At Ground Zero, 9/11 Emotions Find a New Home
Ruver Fuentes tearfully remembered where she was the morning of Sept. 11, 2001 at the Bronx, N.Y., elementary school where she works as a teacher. Watching television on a break between classes, she did not realize she was looking at a live television broadcast of terrorists attacking the U.S. "I thought I had seen a movie. I asked 'Why are they showing such a violent film on television,' but they told me it was real," said Fuentes, 61. “Later on I found out many of my students’ parents were killed in the World Trade Center.” Fuentes was one of thousands of people who visited the site this past Monday, beginning at dawn. Some came to pay their respects to lost friends and relatives, others for solemn, if not emotional, observance; still others came to shout their opinions into the street supporting or criticizing the war in Iraq.
Droves of people made pilgrimages to the site, which has ironically become New York's most visited tourist attraction in the five years since the attacks. There was no end to the amount of cameras and camcorders documenting the anniversary, and there was also no end to the outpouring of emotion that would undoubtedly come with such a milestone.
"Time heals," said Ed Adkins, as he held on the steel gate guarding ground zero. "Sometimes I want to cry, but not often." Atkins served as a chaplain at the makeshift morgue set up in the immediate aftermath of the attacks. He gave last rites to victims there, and at the Fresh Kills landfill on Staten Island where debris and human remains were taken. "There are thousands of stories that people are never going to hear," he said. "But we’re going on."
At the north end of the site now a construction area for the Freedom Towers, scheduled for completion in 2012 throngs of people gathered to express anger over the Bush Administration’s policy in the Middle East, or to support it. "I went to a mosque in Brooklyn once and I didn’t see one flag, I didn’t see any remorse, they told me Bush did it all," said Joe Arlak, 46 who backs President Bush. "We need to stop dividing as a country and get behind our commander-in-chief." Arlak argued with Joe Lias, 40, who said he was dissatisfied with the war effort in Iraq. "Bush still hasn’t caught bin Laden," said Lias. "If you’re going to stop terrorism, you need to cut off the head of the guy who causes the problems." The debate was one of many that ignited as mourners left the site and picketers took their places.
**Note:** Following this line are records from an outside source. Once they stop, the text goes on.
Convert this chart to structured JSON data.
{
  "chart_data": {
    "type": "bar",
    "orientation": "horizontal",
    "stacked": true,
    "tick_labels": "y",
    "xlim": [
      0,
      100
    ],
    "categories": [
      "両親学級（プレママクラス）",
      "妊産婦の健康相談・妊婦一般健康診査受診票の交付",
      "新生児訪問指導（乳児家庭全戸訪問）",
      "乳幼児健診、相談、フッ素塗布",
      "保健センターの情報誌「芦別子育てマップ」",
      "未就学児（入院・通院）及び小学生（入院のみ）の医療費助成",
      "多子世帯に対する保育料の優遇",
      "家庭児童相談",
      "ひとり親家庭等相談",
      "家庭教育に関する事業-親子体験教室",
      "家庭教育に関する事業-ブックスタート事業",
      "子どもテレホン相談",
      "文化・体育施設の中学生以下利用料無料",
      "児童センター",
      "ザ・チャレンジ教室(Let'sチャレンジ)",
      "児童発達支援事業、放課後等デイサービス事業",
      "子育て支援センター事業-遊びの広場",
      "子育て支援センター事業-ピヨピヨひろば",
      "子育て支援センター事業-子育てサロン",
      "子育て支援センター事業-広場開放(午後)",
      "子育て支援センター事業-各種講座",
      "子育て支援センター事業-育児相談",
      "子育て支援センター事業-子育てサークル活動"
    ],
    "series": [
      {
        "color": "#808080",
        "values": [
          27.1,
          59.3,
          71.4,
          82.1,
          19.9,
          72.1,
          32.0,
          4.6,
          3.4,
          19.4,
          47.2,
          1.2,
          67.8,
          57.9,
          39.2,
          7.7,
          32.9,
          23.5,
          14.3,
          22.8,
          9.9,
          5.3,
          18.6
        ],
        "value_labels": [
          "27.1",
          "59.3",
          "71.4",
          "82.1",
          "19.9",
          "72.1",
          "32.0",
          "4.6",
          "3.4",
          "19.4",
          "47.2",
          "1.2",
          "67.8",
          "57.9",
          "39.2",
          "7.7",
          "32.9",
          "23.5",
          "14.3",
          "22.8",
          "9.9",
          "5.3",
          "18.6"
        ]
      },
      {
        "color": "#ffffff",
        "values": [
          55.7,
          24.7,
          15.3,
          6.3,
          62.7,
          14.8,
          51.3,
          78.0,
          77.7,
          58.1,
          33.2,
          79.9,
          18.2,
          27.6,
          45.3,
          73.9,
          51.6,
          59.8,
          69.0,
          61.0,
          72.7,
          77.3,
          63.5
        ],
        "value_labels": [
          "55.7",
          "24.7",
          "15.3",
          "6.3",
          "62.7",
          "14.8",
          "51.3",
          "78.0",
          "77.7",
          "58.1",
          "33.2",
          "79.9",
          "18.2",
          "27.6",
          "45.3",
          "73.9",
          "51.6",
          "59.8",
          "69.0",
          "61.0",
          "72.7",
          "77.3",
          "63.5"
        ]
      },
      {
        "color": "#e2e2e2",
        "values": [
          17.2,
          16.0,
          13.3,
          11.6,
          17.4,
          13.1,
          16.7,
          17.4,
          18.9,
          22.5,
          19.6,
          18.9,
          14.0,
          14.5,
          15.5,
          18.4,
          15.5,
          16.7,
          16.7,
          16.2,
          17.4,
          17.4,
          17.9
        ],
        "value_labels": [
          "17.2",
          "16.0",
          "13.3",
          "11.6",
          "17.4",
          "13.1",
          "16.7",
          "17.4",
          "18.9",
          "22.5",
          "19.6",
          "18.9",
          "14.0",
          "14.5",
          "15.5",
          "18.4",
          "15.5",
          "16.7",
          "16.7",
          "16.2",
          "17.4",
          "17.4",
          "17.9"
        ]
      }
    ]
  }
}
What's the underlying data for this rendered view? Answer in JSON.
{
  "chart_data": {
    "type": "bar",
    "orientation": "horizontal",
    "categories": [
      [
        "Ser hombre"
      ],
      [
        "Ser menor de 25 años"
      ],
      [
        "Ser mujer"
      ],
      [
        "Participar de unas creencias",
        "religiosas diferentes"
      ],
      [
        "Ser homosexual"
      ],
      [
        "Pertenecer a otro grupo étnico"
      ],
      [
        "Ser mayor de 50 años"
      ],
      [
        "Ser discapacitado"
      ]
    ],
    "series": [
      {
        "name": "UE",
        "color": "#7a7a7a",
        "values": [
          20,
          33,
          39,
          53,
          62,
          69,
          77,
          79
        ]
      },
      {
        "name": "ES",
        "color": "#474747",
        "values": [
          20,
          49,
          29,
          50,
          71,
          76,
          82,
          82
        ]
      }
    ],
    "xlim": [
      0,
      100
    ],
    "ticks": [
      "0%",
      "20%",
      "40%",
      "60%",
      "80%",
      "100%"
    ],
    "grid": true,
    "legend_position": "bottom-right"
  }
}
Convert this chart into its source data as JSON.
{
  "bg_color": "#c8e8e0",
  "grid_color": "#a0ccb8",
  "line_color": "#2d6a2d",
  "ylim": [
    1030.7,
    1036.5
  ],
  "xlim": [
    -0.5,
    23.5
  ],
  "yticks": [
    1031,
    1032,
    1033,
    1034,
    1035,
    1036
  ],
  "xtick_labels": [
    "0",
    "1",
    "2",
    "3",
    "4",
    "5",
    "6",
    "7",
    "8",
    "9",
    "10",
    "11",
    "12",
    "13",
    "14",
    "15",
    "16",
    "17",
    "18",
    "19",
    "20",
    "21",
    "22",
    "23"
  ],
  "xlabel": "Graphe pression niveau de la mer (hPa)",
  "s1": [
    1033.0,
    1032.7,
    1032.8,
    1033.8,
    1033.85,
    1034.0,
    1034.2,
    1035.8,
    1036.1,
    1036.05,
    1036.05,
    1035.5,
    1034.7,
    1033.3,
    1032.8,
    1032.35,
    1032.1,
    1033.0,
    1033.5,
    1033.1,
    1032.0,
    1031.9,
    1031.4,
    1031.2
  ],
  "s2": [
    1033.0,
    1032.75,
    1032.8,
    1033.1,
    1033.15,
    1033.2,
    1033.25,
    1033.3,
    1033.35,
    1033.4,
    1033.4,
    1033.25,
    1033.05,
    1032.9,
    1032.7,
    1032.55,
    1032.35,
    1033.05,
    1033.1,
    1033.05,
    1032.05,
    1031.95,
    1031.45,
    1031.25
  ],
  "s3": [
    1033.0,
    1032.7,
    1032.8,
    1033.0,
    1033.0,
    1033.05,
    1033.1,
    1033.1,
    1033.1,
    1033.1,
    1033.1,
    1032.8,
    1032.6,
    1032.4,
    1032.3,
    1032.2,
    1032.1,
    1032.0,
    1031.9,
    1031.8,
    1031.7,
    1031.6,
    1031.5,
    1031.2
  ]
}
But as far as Evelyn Rodriguez was concerned, neither side had any place at the site. "People shouldn’t be protesting today, people haven’t dealt with their grief yet," said Rodriguez, 42, who survived the devastating tsunami in Thailand in 2004. "There wasn’t anyone to blame there, but I’ve got friends here who still have open wounds."
New Yorkers continued to visit the site as the evening progressed. It was eerily reminiscent of the sunny day when the Twin Towers collapsed. In the five years since, some have been able to move on and others are still frozen in time. Adkins, the chaplain, said a part of him always will be frozen. "I have memories of this that I’ll take to my grave," he said.